Il était une fois

Les trois pour cent qui changent l’Europe

Le résultat des élections allemandes contient un potentiel de destruction de l’Union par assèchement de l’esprit de réforme

L’ancien président du Conseil italien, Enrico Letta, défend l’urgence d’une meilleure implication des citoyens européens dans la vie politique de l’Union*. Il propose de leur confier l’élection directe, le même jour et dans une circonscription européenne unique, des 73 députés au Parlement de Strasbourg, appelés à occuper les sièges britanniques laissés vacants. Ainsi les électeurs ne choisiraient plus les candidats selon leur nationalité mais selon leur programme, le même exposé partout et, de ce fait, orienté sur l’avenir européen commun plutôt que sur un intérêt national particulier.

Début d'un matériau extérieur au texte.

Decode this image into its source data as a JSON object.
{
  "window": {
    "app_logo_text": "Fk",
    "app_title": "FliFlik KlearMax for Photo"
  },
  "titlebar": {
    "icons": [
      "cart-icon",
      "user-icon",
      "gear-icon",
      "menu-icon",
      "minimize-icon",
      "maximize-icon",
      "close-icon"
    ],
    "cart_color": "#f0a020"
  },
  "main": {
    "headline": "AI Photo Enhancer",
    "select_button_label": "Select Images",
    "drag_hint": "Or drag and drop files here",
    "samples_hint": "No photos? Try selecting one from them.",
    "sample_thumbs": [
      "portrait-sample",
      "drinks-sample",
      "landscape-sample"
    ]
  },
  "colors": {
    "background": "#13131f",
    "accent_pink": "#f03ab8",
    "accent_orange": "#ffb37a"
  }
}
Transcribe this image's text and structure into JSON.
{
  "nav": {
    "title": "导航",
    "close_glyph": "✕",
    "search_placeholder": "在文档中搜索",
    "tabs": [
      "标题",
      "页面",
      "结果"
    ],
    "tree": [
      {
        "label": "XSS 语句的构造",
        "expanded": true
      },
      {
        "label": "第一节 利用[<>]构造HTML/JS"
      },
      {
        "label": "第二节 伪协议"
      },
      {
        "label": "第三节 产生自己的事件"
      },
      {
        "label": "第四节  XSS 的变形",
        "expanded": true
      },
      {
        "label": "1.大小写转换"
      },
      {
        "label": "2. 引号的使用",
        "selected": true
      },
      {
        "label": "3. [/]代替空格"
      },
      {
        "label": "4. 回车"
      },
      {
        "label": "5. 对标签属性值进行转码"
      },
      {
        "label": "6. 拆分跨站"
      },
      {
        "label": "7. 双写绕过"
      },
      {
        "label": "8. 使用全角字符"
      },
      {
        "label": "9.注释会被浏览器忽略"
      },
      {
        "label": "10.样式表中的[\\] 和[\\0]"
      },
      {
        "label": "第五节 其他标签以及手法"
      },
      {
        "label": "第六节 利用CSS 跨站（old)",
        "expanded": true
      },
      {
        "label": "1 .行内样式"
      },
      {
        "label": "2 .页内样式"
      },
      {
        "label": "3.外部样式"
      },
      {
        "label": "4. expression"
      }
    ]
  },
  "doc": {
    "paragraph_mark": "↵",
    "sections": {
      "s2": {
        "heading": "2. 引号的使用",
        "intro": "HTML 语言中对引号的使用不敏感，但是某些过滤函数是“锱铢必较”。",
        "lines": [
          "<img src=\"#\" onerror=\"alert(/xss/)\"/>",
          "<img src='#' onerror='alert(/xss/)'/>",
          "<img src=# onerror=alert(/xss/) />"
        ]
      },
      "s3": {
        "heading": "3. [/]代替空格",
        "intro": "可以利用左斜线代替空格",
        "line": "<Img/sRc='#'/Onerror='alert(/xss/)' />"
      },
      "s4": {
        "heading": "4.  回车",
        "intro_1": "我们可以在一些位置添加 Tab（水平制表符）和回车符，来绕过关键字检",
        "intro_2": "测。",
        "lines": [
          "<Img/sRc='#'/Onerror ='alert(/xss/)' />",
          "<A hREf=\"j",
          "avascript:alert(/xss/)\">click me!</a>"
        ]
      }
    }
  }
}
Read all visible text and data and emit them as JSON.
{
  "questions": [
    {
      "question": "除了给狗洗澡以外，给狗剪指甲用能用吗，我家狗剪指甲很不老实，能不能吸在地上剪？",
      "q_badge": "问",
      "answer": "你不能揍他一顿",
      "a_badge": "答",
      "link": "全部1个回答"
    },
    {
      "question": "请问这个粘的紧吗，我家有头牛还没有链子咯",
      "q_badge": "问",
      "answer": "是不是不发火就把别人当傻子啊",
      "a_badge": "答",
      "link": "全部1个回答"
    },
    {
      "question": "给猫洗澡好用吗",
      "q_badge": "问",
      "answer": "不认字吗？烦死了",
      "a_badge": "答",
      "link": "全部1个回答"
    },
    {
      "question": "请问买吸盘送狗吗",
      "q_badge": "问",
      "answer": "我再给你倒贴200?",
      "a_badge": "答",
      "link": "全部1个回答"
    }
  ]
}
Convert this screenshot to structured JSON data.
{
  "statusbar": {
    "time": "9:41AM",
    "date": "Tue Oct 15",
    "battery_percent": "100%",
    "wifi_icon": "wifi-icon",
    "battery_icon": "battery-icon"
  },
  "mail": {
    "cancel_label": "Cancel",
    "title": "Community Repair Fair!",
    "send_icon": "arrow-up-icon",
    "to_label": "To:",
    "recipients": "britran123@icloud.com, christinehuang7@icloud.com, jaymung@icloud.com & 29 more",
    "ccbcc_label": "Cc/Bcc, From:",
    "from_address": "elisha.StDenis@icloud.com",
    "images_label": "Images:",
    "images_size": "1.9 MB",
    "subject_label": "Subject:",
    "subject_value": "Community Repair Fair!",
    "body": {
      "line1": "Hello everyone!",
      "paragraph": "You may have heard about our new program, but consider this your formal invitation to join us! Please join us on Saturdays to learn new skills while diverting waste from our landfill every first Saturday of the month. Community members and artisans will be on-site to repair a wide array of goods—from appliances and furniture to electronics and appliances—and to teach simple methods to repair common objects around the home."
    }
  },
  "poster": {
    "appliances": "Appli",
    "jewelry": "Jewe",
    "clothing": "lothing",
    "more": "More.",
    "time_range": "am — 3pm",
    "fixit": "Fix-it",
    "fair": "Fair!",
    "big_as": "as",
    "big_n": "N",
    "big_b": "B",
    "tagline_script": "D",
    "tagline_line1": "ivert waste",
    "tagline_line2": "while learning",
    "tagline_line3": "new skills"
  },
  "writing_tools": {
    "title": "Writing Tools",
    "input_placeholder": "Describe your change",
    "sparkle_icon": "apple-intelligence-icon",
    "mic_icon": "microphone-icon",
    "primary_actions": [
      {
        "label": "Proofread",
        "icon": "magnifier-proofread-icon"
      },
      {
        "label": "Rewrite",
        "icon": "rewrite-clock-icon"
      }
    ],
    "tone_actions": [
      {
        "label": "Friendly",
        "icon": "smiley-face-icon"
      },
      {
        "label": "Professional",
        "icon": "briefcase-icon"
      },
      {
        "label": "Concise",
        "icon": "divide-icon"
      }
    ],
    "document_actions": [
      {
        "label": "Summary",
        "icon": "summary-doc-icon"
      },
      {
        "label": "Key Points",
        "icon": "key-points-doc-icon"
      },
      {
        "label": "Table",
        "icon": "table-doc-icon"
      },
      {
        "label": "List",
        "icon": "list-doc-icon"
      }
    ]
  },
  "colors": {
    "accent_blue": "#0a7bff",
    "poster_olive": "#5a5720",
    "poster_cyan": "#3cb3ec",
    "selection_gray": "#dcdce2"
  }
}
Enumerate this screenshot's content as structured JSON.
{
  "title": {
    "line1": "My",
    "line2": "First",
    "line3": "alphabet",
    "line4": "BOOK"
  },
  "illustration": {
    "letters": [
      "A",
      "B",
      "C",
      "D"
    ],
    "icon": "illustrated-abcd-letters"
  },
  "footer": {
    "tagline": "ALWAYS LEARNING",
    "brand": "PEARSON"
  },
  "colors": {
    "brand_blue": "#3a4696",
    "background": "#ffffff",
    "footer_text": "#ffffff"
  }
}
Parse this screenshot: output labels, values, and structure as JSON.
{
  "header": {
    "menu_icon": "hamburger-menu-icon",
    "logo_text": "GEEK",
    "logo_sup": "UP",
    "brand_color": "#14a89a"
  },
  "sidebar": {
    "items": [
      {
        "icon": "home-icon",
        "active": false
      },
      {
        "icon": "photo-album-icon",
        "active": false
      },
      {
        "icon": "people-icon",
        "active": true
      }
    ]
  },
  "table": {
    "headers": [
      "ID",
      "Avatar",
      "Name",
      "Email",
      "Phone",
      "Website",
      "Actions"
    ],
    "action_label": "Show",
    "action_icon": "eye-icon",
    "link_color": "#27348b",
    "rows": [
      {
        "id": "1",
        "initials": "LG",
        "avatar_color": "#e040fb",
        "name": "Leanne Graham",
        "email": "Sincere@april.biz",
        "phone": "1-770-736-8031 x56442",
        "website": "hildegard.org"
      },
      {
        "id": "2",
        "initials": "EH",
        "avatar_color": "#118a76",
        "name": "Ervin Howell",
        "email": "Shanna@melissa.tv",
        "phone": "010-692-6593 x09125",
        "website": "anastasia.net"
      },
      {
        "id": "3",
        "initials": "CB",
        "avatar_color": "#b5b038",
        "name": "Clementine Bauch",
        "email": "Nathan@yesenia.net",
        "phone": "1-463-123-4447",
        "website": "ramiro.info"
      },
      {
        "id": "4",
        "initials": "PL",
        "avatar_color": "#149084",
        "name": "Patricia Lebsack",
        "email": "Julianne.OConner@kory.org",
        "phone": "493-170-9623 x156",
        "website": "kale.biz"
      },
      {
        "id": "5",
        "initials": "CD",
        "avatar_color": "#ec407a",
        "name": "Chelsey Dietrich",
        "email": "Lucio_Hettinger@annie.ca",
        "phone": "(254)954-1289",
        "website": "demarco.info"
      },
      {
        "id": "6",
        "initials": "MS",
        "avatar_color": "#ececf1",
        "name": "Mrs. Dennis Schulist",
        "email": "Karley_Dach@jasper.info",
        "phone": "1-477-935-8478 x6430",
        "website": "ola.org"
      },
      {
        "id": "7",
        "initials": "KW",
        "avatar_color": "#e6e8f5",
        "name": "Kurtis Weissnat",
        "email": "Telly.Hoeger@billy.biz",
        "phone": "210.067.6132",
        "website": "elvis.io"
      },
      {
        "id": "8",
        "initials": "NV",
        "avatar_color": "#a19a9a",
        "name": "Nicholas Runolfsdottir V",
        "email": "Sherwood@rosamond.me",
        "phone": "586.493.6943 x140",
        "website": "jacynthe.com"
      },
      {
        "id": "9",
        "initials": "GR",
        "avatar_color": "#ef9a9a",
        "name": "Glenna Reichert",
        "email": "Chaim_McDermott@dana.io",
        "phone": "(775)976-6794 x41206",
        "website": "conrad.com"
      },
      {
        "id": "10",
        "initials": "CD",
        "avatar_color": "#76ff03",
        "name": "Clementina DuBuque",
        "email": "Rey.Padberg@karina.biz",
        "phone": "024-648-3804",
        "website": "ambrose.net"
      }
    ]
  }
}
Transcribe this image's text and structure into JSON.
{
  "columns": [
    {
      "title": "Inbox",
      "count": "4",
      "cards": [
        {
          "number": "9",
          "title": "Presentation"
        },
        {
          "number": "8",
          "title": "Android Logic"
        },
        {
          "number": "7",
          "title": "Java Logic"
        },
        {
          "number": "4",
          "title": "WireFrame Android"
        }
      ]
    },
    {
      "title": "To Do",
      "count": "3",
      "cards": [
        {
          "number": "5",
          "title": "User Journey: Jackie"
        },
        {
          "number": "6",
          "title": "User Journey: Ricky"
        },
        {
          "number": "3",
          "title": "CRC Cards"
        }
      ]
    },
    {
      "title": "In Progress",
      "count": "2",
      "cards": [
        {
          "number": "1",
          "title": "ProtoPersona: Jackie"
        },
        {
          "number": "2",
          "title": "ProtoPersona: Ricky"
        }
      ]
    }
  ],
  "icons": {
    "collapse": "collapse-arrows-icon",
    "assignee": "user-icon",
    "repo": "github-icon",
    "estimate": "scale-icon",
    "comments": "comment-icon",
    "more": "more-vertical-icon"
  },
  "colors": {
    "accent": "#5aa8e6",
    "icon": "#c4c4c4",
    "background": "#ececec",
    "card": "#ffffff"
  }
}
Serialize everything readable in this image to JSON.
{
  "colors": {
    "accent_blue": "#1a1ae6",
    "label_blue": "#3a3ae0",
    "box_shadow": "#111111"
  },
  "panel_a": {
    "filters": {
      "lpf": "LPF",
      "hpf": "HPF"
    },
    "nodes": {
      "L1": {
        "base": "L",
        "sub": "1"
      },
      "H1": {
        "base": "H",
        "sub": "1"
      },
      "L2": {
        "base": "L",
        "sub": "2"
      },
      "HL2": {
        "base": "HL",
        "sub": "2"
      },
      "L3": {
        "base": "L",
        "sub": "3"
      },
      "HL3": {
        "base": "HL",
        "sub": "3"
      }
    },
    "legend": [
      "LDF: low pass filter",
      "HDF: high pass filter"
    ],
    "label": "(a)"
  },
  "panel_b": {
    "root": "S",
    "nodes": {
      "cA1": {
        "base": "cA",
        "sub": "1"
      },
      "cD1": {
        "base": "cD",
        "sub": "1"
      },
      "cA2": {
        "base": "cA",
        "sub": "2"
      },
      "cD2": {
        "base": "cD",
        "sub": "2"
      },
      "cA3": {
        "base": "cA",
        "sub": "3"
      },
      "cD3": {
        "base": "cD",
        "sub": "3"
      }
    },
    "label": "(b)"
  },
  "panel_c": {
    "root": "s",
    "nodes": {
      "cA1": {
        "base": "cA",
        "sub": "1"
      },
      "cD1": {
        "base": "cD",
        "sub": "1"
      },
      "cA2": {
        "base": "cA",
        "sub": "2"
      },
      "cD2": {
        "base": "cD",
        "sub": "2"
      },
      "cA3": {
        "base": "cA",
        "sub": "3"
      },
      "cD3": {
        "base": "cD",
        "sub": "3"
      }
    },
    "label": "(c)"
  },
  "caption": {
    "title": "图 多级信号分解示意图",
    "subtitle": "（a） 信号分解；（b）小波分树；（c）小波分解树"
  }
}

Que se passera-t-il sinon? Les sièges disponibles seront répartis entre les Etats membres dans une explosion de jalousies nationales. Combien pour le Portugal, la Lettonie, le Luxembourg? Les Belges seront-ils Wallons ou Flamands? Chypre sera-t-il mieux traité que Malte? Etc. Les frustrés se plaindront, il y aura des concerts contre l’injustice européenne et quand toutes les disputes auront été scellées, le Parlement n’aura pas été changé, il restera cette enceinte semi-représentative toujours aussi éloignée des citoyens.

Scrutin européen unifié

Les bureaucraties nationales, d’Etats ou de partis ont longtemps profité de l’inexistence du Parlement européen dans le quotidien des électeurs. C’était un concurrent de moins. Mais comme le dit Enrico Letta, 2016 a passé par là: le Brexit, l’élection de Trump et la contagion populiste ont montré que l’Union pouvait être mortelle. De nouvelles pratiques s’imposent pour la sortir de son impopularité. La valorisation de l’espace européen par des listes électorales communes en est une.

Les Britanniques étaient les opposants les plus farouches à l’établissement d’un jour d’élection unique pour tous les membres de l’Union, mais ils n’étaient pas les seuls. La dispersion des dates a fait que chaque pays ne s’est intéressé qu’à ses propres résultats, aussitôt instrumentalisés par les partis dans leur stratégie nationale. Les «européennes» n’ont été que des épisodes de la vie politique intérieure des pays, épisodes marginaux de surcroît. Bel et bien existantes sur le papier, les institutions de la démocratie communautaire sont restées captives des appartenances nationales, seules sources des émotions politiques partagées.

Elections allemandes perturbatrices

Les Britanniques partis, cela peut-il changer? L’élection en France d’Emmanuel Macron sur un projet européen large, avoué et assumé, en offrait un espoir. Le fondateur d’En marche avait déclaré son intérêt pour un scrutin unifié.

Mais le mauvais score d’Angela Merkel ce dimanche, punie pour sa politique migratoire, et le succès additionné des partis allemands anti-européens, laissent le président français plus seul que prévu. Il faudra en effet des semaines voire des mois à la chancelière pour stabiliser en Allemagne une diplomatie européenne et tout laisse penser qu’elle sera minimaliste.

La romance des Etats-nations

Tel est le paradoxe de la situation européenne actuelle: ceux qui critiquent l’absence de démocratie dans l’Union européenne sont aussi ceux qui en empêchent le développement sous le prétexte de la primauté de la nation.

Si l’Allemagne de Merkel n’est pas en position de jouer la carte de la réforme européenne en tandem avec la France d’Emmanuel Macron, l’esprit rénovateur déclenché par les chocs politiques de 2016 retombera. Le désir d’un espace public européen se trouvera supplanté par les passions domestiques nationales, crise des banques en Italie, crise de l’Etat en Espagne, menace russe dans les Pays baltes, répartition des pouvoirs en Belgique et ainsi de suite. La romance des Etats-nations gardera sur les cœurs son empreinte historique résistante à la rationalité de l’Union.

Un déplacement d’à peine 3% de voix allemandes vers la droite nationaliste contient un potentiel de destruction égal à celui d’un Brexit.